With the season approaching faster than it took LeBron to make his “decision” this offseason, NBA Primetime presents the second part of a two-part series of Q and A’s, Western Conference style.
Last season the Thunder exceeded expectations, finishing the regular season with a 50-32 record, good enough for the eighth seed in the Western Conference.
After an intense battle against the Los Angeles Lakers (which would’ve went to a final Game Seven if LA’s Pau Gasol failed to make a last second tip-in) ,Oklahoma City’s run ended as quickly as it began.
During that first round series, the Thunder, led by scoring champion Kevin Durant, officially emerged as a uprising threat in the Western Conference.
Unless the Thunder finish as the fourth, fifth, or eighth seed during the upcoming season (NBA Primetime predicts them to end the season as the two seed), in which they would face the Lakers during either round prior to the WCF, they should have no problem making their way to the Conference Finals.
While the team lacks playoff experience, they create mismatch problems against their opponents, ultimately giving them an advantage come postseason time.
ESPN Insider’s Ric Bucher and Chris Broussard recently debated about who is the biggest threat to the Los Angeles Lakers.
After going back and forth, Broussard ended the debate with this statement.
“Everyone besides the Lakers is a long shot to win the West, but if L.A. falls, it’ll be Portland, not OKC, that picks up the torch.”
Is it true?
After a couple of major injuries and front-office firings, the Blazers sit as the sixth best team in the West (according to ESPN’s Marc Stein), trailing behind teams like the Jazz and the Spurs.
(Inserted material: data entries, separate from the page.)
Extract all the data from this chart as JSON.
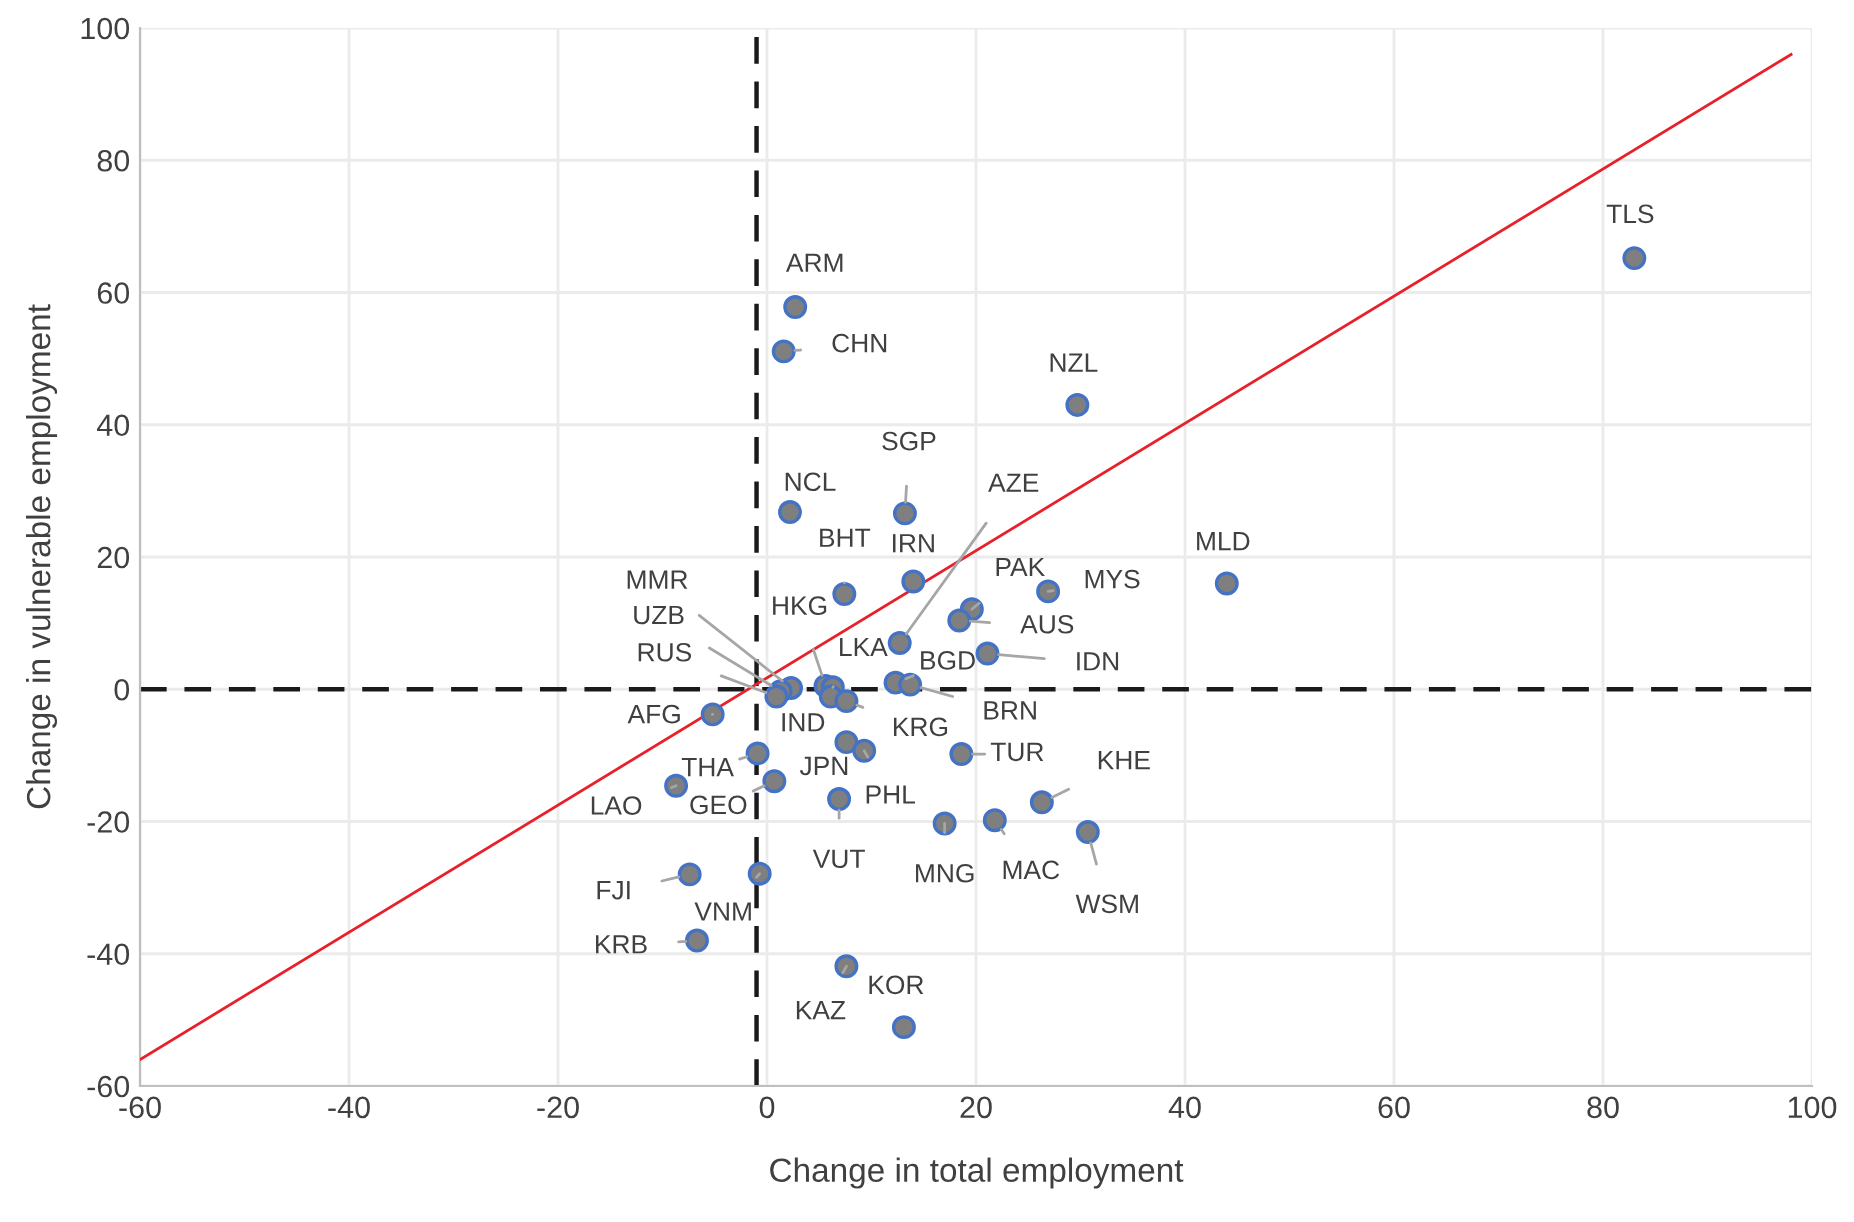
{
  "chart_data": {
    "type": "scatter",
    "xlabel": "Change in total employment",
    "ylabel": "Change in vulnerable employment",
    "xlim": [
      -60,
      100
    ],
    "ylim": [
      -60,
      100
    ],
    "xticks": [
      -60,
      -40,
      -20,
      0,
      20,
      40,
      60,
      80,
      100
    ],
    "yticks": [
      -60,
      -40,
      -20,
      0,
      20,
      40,
      60,
      80,
      100
    ],
    "grid": true,
    "marker": "circle",
    "series": [
      {
        "type": "scatter",
        "color": "#7f7f7f",
        "x": [
          83.0,
          2.7,
          1.6,
          29.7,
          44.0,
          2.2,
          13.2,
          7.4,
          14.0,
          12.7,
          19.6,
          26.9,
          18.4,
          21.1,
          2.3,
          1.3,
          0.9,
          5.6,
          6.3,
          12.3,
          13.7,
          -5.2,
          6.1,
          7.6,
          -0.9,
          -8.7,
          0.7,
          7.6,
          9.3,
          18.6,
          26.3,
          6.9,
          17.0,
          21.8,
          30.7,
          -7.4,
          -0.7,
          -6.7,
          7.6,
          13.1
        ],
        "values": [
          65.2,
          57.8,
          51.1,
          43.0,
          16.0,
          26.8,
          26.6,
          14.4,
          16.3,
          7.0,
          12.1,
          14.8,
          10.4,
          5.4,
          0.2,
          -0.3,
          -1.1,
          0.5,
          0.3,
          1.0,
          0.7,
          -3.8,
          -1.1,
          -1.8,
          -9.7,
          -14.6,
          -13.9,
          -8.0,
          -9.3,
          -9.8,
          -17.1,
          -16.6,
          -20.3,
          -19.8,
          -21.6,
          -28.0,
          -27.9,
          -38.0,
          -41.9,
          -51.1
        ]
      },
      {
        "type": "line",
        "color": "#e8202a",
        "x": [
          -60,
          98
        ],
        "values": [
          -56,
          96
        ],
        "marker": "none"
      }
    ],
    "ref_lines": [
      {
        "axis": "x",
        "value": -1,
        "color": "#1a1a1a",
        "line_style": "dashed"
      },
      {
        "axis": "y",
        "value": 0,
        "color": "#1a1a1a",
        "line_style": "dashed"
      }
    ],
    "annotations": [
      {
        "text": "TLS",
        "x": 83.0,
        "y": 65.2
      },
      {
        "text": "ARM",
        "x": 2.7,
        "y": 57.8
      },
      {
        "text": "CHN",
        "x": 1.6,
        "y": 51.1
      },
      {
        "text": "NZL",
        "x": 29.7,
        "y": 43.0
      },
      {
        "text": "MLD",
        "x": 44.0,
        "y": 16.0
      },
      {
        "text": "NCL",
        "x": 2.2,
        "y": 26.8
      },
      {
        "text": "SGP",
        "x": 13.2,
        "y": 26.6
      },
      {
        "text": "BHT",
        "x": 7.4,
        "y": 14.4
      },
      {
        "text": "IRN",
        "x": 14.0,
        "y": 16.3
      },
      {
        "text": "AZE",
        "x": 12.7,
        "y": 7.0
      },
      {
        "text": "PAK",
        "x": 19.6,
        "y": 12.1
      },
      {
        "text": "MYS",
        "x": 26.9,
        "y": 14.8
      },
      {
        "text": "AUS",
        "x": 18.4,
        "y": 10.4
      },
      {
        "text": "IDN",
        "x": 21.1,
        "y": 5.4
      },
      {
        "text": "MMR",
        "x": 2.3,
        "y": 0.2
      },
      {
        "text": "UZB",
        "x": 1.3,
        "y": -0.3
      },
      {
        "text": "RUS",
        "x": 0.9,
        "y": -1.1
      },
      {
        "text": "HKG",
        "x": 5.6,
        "y": 0.5
      },
      {
        "text": "LKA",
        "x": 6.3,
        "y": 0.3
      },
      {
        "text": "BGD",
        "x": 12.3,
        "y": 1.0
      },
      {
        "text": "BRN",
        "x": 13.7,
        "y": 0.7
      },
      {
        "text": "AFG",
        "x": -5.2,
        "y": -3.8
      },
      {
        "text": "IND",
        "x": 6.1,
        "y": -1.1
      },
      {
        "text": "KRG",
        "x": 7.6,
        "y": -1.8
      },
      {
        "text": "THA",
        "x": -0.9,
        "y": -9.7
      },
      {
        "text": "LAO",
        "x": -8.7,
        "y": -14.6
      },
      {
        "text": "GEO",
        "x": 0.7,
        "y": -13.9
      },
      {
        "text": "JPN",
        "x": 7.6,
        "y": -8.0
      },
      {
        "text": "PHL",
        "x": 9.3,
        "y": -9.3
      },
      {
        "text": "TUR",
        "x": 18.6,
        "y": -9.8
      },
      {
        "text": "KHE",
        "x": 26.3,
        "y": -17.1
      },
      {
        "text": "VUT",
        "x": 6.9,
        "y": -16.6
      },
      {
        "text": "MNG",
        "x": 17.0,
        "y": -20.3
      },
      {
        "text": "MAC",
        "x": 21.8,
        "y": -19.8
      },
      {
        "text": "WSM",
        "x": 30.7,
        "y": -21.6
      },
      {
        "text": "FJI",
        "x": -7.4,
        "y": -28.0
      },
      {
        "text": "VNM",
        "x": -0.7,
        "y": -27.9
      },
      {
        "text": "KRB",
        "x": -6.7,
        "y": -38.0
      },
      {
        "text": "KAZ",
        "x": 7.6,
        "y": -41.9
      },
      {
        "text": "KOR",
        "x": 13.1,
        "y": -51.1
      }
    ]
  }
}
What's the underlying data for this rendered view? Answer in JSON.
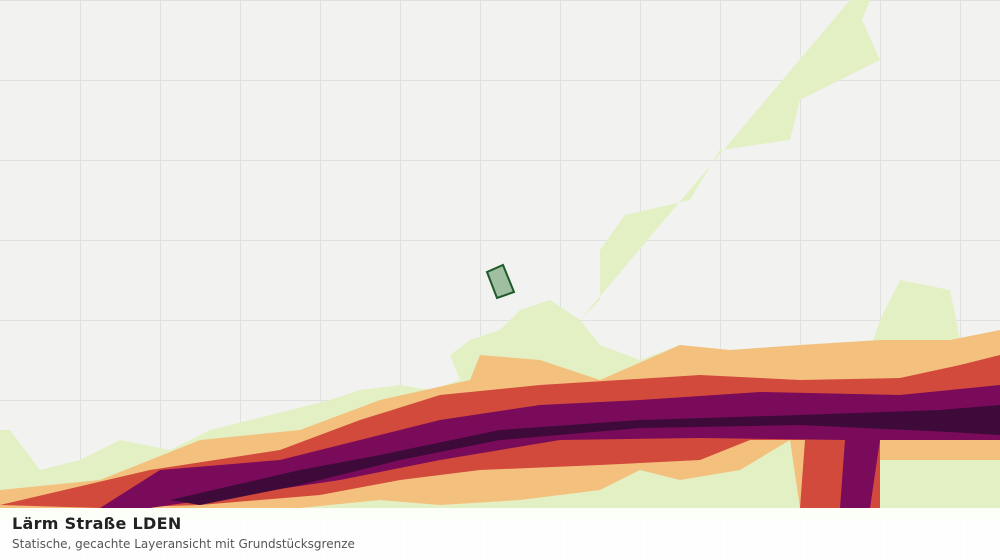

The Blazers will undoubtedly be a top defensive team this season, especially after extending Marcus Camby’s contract and signing Wesley Matthews this offseason.
In addition, lanky Nicholas Batum will get the opportunity to prove his worth at the small-forward position, while Miller, Roy, and Aldridge will look to carry their team deep into the postseason.
On the flip-side, center Greg Oden has already been ruled out of preseason action (with no timetable for a return), and shooting-guard Rudy Fernandez seems to want out of the league.
If the Blazers could prevent the injury bug from entering the teams locker room this season, and Greg Oden can return to full strength come playoff time, Portland will definitely be a threat in the West, just not the biggest threat to the Lakers.
Will the Los Angeles Lakers make a three-peat this season?
The Lakers offseason signings of Steve Blake, Matt Barnes, and Theo Ratliff vastly improves the teams bench compared to previous seasons.
LA will end the season as the top seed in the West, but injury problems are still a concern.
Andrew Bynum is expected to miss the first month of the season and could be sidelined until December. Although Pau Gasol will switch to the five spot and Lamar Odom will take over the power-forward position, the Lakers desperately need Bynum if they want to win the championship this season.
So will the Lakers make a three-peat this season?
It’s tough to predict right now, but if Bynum can return, and stay healthy for the long haul of the playoffs, then there is no reason why they can’t three-peat.